Dat is waar je beginnen moet! Ben je eerlijk genoeg in je hart om toe te geven: "Ik wil echt barmhartig zijn, liefdevol, vriendelijk en genadig. Maar ik moet toegeven – ik ben niet de vriendelijkste van de christenen. Ik betoon geen barmhartigheid zoals ik zou moeten doen. Ik ben gauw driftig, en heb een scherpe tong. Ik heb de neiging om mensen te snel te beoordelen en te gauw het op te geven met ze. Ik ben niet zo aardig als ik zou moeten zijn."
Beste heilige, deze boodschap is niet bedoeld om tegen je te schelden of je de les te lezen. Veeleer geloof ik dat ik een woord van hoop heb voor je. Laat me je uitleggen waarom je misschien nog niet zo’n plaats hebt bereikt – waarom je het zo moeilijk vind om die vriendelijke, genadige, barmhartige christen te zijn waar je naar streeft.
We vinden de sleutel in Psalm 119. De psalmist maakt hier een krachtige verklaring: "Laat uw goedertierenheid mij tot vertroosting zijn naar uw belofte aan uw knecht" (Psalm 119:76). De betekenis hier is: "O, Heer, Uw Woord vertelt me dat ik getroost moet worden door de kennis dat U genadig bent en vol medelijden voor mij. Laat mij troost putten uit die grote waarheid!"
Als je de woorden "genadig" en "genade" zou opzoeken in een concordantie, zou je honderden referenties vinden. Gods Woord overspoelt ons met grote aantallen beloftes van Zijn geweldige genade, liefde, vriendelijkheid en medelijden. Hij wil ons ervan doordringen dat Hij genadig is, verdraagzaam, langzaam boos wordt over onze misstappen, zwakheden en verleidingen.

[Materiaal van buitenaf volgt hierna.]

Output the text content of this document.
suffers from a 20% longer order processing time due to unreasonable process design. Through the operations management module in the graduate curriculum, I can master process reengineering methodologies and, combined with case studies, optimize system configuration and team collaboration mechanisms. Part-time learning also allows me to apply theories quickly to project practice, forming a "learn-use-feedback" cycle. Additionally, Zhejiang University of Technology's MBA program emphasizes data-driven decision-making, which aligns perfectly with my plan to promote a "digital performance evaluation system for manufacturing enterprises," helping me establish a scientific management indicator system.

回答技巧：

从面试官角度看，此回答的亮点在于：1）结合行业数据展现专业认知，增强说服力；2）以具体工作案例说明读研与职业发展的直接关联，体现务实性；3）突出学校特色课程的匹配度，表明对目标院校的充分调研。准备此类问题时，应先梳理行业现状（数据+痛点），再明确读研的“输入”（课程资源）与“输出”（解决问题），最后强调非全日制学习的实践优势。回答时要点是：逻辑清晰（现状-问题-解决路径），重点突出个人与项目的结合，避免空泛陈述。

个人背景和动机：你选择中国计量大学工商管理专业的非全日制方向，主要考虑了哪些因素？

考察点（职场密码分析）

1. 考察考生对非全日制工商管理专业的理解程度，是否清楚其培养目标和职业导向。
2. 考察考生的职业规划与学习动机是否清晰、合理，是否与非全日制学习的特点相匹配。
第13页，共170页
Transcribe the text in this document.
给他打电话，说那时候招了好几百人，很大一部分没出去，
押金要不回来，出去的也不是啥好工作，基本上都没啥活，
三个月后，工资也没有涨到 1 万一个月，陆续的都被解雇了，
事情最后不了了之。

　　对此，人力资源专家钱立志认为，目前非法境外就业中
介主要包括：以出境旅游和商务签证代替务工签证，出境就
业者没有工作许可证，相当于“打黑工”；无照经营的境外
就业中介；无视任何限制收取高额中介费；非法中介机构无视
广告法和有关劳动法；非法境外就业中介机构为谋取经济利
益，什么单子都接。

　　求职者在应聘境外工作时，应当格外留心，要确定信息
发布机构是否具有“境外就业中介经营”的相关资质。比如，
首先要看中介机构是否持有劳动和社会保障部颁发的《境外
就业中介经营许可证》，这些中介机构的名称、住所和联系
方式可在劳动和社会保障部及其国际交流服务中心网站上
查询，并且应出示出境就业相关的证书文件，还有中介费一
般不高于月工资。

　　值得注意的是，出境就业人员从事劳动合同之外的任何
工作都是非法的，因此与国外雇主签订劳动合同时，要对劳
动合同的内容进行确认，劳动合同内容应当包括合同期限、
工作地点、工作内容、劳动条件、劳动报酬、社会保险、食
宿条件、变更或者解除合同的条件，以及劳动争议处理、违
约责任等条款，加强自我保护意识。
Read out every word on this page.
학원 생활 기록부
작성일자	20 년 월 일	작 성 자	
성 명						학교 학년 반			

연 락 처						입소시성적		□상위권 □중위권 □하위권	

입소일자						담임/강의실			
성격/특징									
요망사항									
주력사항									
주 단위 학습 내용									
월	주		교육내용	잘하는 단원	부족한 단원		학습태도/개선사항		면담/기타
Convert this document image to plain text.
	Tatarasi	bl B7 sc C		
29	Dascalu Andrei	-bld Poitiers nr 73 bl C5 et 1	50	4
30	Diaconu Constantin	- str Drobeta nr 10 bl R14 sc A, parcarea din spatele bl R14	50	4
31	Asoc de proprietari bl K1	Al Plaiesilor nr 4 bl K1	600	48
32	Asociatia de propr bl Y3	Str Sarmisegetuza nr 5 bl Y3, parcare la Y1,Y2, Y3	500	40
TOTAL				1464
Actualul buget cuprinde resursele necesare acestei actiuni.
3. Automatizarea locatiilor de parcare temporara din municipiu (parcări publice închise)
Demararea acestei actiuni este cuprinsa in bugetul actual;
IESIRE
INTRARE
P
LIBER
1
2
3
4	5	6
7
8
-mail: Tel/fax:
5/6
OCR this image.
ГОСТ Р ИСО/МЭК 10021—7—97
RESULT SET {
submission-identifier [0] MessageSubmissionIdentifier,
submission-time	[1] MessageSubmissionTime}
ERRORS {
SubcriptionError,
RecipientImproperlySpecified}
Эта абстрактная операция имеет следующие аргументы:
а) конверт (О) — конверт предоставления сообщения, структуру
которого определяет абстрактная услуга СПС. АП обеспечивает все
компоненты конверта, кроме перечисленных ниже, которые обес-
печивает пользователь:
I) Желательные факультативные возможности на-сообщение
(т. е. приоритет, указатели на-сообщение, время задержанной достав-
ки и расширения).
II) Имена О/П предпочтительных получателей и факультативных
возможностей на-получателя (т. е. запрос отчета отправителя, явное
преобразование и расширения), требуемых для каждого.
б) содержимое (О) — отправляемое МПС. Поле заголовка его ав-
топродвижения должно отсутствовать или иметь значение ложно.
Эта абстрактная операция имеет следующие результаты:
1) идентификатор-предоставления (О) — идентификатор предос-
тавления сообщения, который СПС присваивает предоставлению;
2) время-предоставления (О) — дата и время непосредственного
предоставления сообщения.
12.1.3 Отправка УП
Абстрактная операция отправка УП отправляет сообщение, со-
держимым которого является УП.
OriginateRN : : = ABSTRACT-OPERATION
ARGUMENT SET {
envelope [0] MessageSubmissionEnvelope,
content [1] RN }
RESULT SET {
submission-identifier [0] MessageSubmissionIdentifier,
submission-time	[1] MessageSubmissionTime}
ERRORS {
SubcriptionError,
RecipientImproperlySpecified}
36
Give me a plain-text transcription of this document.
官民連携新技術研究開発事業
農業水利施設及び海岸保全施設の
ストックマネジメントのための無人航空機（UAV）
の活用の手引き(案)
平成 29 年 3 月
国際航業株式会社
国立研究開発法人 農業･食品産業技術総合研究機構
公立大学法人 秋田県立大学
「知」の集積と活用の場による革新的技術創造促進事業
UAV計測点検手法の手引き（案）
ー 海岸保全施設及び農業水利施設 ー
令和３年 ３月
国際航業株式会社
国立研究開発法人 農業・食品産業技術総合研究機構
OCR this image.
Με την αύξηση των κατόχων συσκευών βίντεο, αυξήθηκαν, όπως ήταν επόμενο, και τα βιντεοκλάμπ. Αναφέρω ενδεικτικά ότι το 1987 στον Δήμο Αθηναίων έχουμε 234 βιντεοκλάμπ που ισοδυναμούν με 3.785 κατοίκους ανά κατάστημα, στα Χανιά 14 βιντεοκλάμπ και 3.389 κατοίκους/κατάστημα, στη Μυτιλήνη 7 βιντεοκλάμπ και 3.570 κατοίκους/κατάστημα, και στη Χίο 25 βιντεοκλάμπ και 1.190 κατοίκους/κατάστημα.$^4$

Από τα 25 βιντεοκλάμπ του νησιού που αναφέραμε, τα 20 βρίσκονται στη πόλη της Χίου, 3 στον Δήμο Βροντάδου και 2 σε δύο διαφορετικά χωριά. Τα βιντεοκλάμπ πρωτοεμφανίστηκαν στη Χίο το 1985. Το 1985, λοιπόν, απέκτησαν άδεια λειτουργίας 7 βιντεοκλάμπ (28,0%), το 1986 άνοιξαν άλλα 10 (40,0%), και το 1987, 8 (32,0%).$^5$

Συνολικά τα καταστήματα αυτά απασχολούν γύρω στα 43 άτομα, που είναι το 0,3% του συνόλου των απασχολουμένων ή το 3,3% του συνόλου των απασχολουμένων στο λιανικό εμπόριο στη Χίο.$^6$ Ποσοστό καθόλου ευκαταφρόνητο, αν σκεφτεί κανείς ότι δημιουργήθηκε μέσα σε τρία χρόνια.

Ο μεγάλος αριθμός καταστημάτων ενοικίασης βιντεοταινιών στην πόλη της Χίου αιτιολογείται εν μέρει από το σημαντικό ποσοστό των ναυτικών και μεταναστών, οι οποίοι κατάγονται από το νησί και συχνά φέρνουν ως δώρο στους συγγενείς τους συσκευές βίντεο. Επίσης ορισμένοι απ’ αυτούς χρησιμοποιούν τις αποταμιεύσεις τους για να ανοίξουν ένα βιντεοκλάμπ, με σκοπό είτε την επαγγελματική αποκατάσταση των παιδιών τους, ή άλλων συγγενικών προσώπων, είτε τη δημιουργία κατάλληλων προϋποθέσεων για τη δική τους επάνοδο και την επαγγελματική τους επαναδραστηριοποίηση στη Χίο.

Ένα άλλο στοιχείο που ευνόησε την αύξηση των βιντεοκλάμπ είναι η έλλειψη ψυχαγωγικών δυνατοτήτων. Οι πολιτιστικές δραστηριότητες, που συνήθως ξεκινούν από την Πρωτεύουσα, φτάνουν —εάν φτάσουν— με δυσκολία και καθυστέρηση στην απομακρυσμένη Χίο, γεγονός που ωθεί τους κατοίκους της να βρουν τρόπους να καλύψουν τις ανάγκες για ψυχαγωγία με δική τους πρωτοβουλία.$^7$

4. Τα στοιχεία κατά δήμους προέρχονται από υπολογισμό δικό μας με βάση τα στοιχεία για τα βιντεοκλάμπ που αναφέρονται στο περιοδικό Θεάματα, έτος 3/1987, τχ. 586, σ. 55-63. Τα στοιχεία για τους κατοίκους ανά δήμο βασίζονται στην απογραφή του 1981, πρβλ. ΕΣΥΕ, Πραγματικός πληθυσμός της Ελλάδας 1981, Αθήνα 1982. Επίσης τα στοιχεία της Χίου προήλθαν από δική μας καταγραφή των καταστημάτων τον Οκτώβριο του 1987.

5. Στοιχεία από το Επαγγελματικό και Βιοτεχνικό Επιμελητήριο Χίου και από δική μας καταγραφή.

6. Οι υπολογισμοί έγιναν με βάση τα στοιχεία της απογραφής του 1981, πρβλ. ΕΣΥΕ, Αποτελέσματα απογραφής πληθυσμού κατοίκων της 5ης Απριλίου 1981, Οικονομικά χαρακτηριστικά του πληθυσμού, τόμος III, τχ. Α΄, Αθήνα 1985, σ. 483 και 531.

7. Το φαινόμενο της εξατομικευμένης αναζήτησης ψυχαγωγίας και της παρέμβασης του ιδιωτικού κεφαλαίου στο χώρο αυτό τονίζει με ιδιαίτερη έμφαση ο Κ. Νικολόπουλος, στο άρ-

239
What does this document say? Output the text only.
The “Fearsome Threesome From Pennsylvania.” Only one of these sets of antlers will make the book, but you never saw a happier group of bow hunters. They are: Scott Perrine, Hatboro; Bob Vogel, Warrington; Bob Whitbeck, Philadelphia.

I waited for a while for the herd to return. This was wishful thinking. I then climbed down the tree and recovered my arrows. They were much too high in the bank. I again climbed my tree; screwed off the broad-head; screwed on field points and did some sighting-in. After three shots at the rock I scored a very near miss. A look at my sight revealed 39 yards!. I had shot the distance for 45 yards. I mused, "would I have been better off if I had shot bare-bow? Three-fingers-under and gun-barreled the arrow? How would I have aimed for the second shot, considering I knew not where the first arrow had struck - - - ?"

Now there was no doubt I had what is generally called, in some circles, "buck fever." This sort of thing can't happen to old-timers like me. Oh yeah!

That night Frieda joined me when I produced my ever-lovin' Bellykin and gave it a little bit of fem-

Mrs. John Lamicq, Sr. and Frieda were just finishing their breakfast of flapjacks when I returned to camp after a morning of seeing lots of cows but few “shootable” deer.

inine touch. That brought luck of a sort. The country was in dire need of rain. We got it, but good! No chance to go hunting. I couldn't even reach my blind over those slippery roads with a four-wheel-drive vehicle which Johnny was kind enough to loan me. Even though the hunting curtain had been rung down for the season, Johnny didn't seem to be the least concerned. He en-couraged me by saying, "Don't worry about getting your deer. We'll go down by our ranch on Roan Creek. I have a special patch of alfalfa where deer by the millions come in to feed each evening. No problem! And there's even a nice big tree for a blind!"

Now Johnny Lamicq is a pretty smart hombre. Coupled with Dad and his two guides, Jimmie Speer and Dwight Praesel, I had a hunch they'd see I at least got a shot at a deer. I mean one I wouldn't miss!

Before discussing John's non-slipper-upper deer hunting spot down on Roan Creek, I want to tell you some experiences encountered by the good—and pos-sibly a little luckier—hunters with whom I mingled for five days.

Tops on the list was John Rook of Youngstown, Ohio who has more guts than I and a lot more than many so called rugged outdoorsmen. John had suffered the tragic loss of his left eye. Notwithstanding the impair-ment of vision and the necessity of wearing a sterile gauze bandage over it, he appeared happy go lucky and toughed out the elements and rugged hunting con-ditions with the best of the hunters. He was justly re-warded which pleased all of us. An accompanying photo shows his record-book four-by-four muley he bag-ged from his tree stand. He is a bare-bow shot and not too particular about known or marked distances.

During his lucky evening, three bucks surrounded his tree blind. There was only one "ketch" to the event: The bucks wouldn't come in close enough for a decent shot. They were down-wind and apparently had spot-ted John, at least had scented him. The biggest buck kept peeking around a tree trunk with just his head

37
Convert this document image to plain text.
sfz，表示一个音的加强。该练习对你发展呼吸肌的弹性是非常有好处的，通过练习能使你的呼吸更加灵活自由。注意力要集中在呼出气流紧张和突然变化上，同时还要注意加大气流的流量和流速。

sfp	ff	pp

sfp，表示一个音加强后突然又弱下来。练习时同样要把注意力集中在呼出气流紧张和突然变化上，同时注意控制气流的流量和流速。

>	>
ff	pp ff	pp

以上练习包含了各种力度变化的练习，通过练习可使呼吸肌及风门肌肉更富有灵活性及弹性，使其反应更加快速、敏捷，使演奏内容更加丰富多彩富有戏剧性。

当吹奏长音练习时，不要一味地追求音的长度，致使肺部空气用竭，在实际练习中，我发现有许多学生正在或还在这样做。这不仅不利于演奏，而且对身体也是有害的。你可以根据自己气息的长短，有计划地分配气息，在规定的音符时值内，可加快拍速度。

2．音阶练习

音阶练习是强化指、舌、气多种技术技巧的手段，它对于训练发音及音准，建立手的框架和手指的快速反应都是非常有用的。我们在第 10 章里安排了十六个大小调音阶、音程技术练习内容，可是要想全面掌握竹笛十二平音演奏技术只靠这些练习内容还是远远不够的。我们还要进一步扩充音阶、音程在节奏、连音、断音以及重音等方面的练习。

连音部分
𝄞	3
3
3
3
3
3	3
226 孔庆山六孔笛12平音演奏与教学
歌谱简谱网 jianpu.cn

Al Gods beloftes van genade worden ons gegeven om ons te troosten in onze beproevingen. Als we God teleurstellen, denken we dat Hij boos is op ons, en klaar staat ons te veroordelen. Maar in plaats daarvan, wil Hij dat we weten: "Ik zal maken dat je er door heen komt. Heb gewoon berouw. Ik ben niet boos op je. Ik ben barmhartig, vol van genade en liefde voor jou. Haal troost hieruit!" Hoe troostend te weten dat Zijn genade nooit van ons weggehaald zal worden. Hoe troostend te weten dat als we zondigen of tekortschieten, Zijn genade en liefde voor ons steeds sterker worden.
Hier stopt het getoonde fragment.